Statistical NLP (SNLP) is a practical package with statisical tools for natural language processing. SNLP is based on statistical and distributional attributes of natural language and hence most of its functionalities are unsupervised.

Features

Upcoming Features

  • Identification of non-compositional expressions such as red tape and brain drain

Usage

Install the package:

pip install snlp

See the description of different functionalities with worked examples below.

Text Cleaning

snlp implements an easy to use and powerful function for cleaning up the text (clean_text). Using, clean_text, you can choose what pattern to accept via keep_pattern argument, what pattern to drop via drop_patterns argument, and what pattern to replace via replace argument. You can also specify the maximum length of tokens. Let's use Stanford's IMDB Sentiment Dataset as an example. A sample of this data can be found in resources/data/imdb_train_sample.tsv.

from snlp.preprocessing import clean_text

imdb_train = pd.read_csv('data/imdb_train_sample.tsv', sep='\t', names=['label', 'text'])

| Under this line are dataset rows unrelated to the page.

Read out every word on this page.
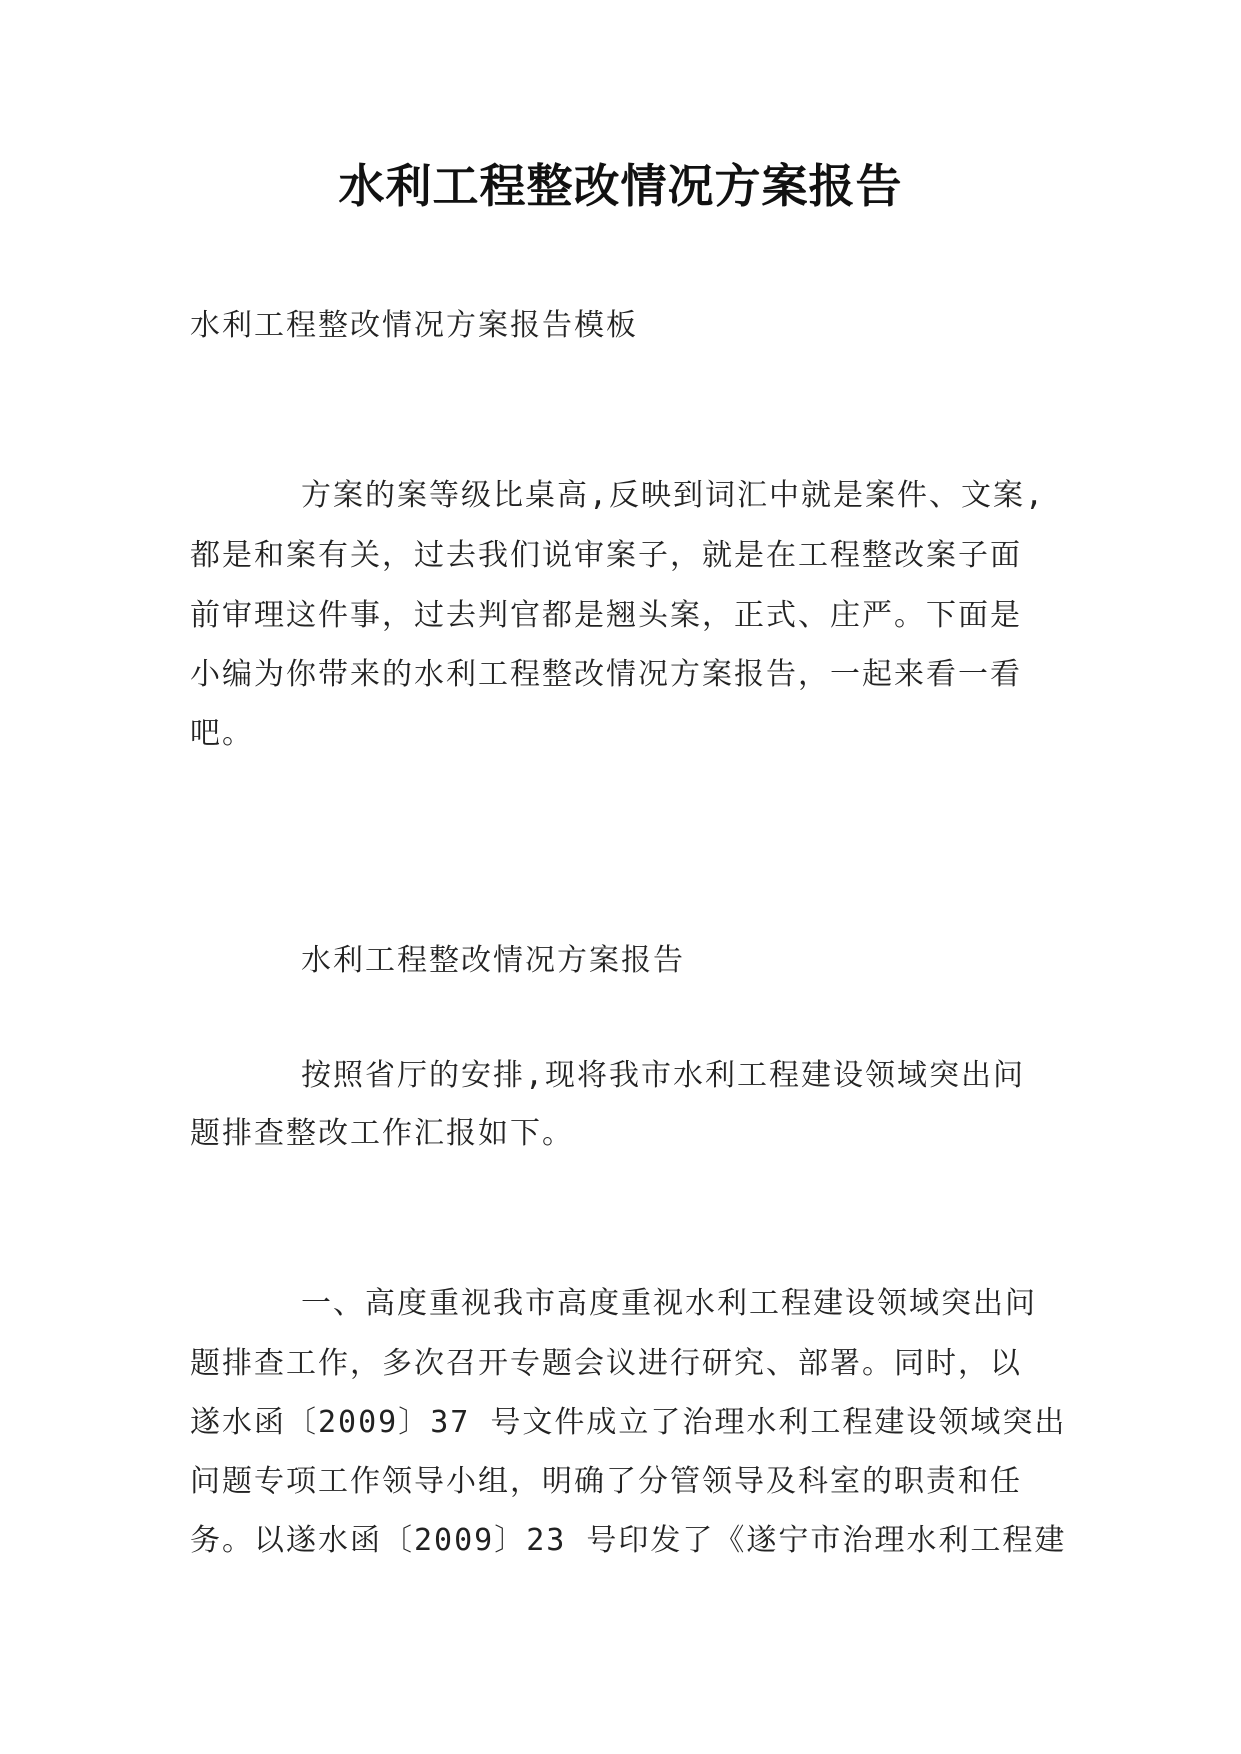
水利工程整改情况方案报告
水利工程整改情况方案报告模板
方案的案等级比桌高,反映到词汇中就是案件、文案,
都是和案有关，过去我们说审案子，就是在工程整改案子面
前审理这件事，过去判官都是翘头案，正式、庄严。下面是
小编为你带来的水利工程整改情况方案报告，一起来看一看
吧。
水利工程整改情况方案报告
按照省厅的安排,现将我市水利工程建设领域突出问
题排查整改工作汇报如下。
一、高度重视我市高度重视水利工程建设领域突出问
题排查工作，多次召开专题会议进行研究、部署。同时，以
遂水函〔2009〕37 号文件成立了治理水利工程建设领域突出
问题专项工作领导小组，明确了分管领导及科室的职责和任
务。以遂水函〔2009〕23 号印发了《遂宁市治理水利工程建
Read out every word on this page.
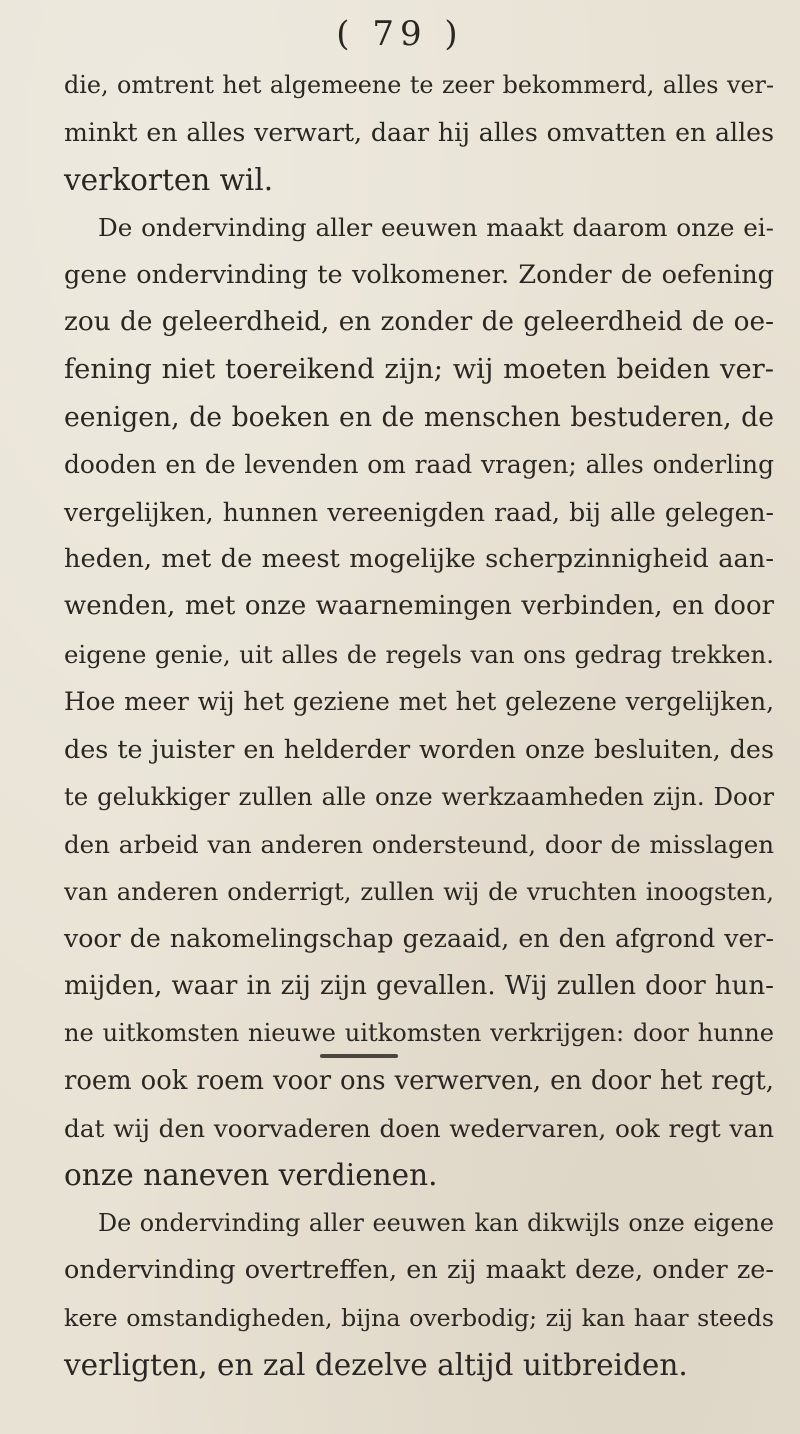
( 79 )
die, omtrent het algemeene te zeer bekommerd, alles ver-
minkt en alles verwart, daar hij alles omvatten en alles
verkorten wil.
De ondervinding aller eeuwen maakt daarom onze ei-
gene ondervinding te volkomener. Zonder de oefening
zou de geleerdheid, en zonder de geleerdheid de oe-
fening niet toereikend zijn; wij moeten beiden ver-
eenigen, de boeken en de menschen bestuderen, de
dooden en de levenden om raad vragen; alles onderling
vergelijken, hunnen vereenigden raad, bij alle gelegen-
heden, met de meest mogelijke scherpzinnigheid aan-
wenden, met onze waarnemingen verbinden, en door
eigene genie, uit alles de regels van ons gedrag trekken.
Hoe meer wij het geziene met het gelezene vergelijken,
des te juister en helderder worden onze besluiten, des
te gelukkiger zullen alle onze werkzaamheden zijn. Door
den arbeid van anderen ondersteund, door de misslagen
van anderen onderrigt, zullen wij de vruchten inoogsten,
voor de nakomelingschap gezaaid, en den afgrond ver-
mijden, waar in zij zijn gevallen. Wij zullen door hun-
ne uitkomsten nieuwe uitkomsten verkrijgen: door hunne
roem ook roem voor ons verwerven, en door het regt,
dat wij den voorvaderen doen wedervaren, ook regt van
onze naneven verdienen.
De ondervinding aller eeuwen kan dikwijls onze eigene
ondervinding overtreffen, en zij maakt deze, onder ze-
kere omstandigheden, bijna overbodig; zij kan haar steeds
verligten, en zal dezelve altijd uitbreiden.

# Let's only keep alphanumeric tokens as well as important punctuation marks:
keep_pattern='^[a-zA-Z0-9!.,?\';:$/_-]+$'

# In this corpus, one can frequently see HTML tags such as `< br / >`. So let's drop them:
drop_patterns={'< br / >'}

# By skimming throw the text one can frequently see many patterns such as !!! or ???. Let's replace them:
replace={'!!!':'!', '\?\?\?':'?'}

# Finally, let's set the maximum length of a token to 15:
maxlen=15

imdb_train.text = imdb_train.text.apply(clean_text, args=(keep_pattern, drop_patterns, replace, maxlen,))

Note that clean_text returns tokenized text.

Text Analysis

snlp provides an easy to use function (text_analysis.generate_report) for analyzing text with an extensive analysis report. text_analysis.generate_report receives as input a dataframe that contains a text column, and an optional number of label columns. Currently, text_analysis.generate_report can generate plots for upto 4 numerical or categorical labels. See the example below for more details.

from snlp.text_analysis import generate_report

generate_report(df=imdb_train,
                out_dir='output_dir',
                text_col='text',
                label_cols=[('label', 'categorical')])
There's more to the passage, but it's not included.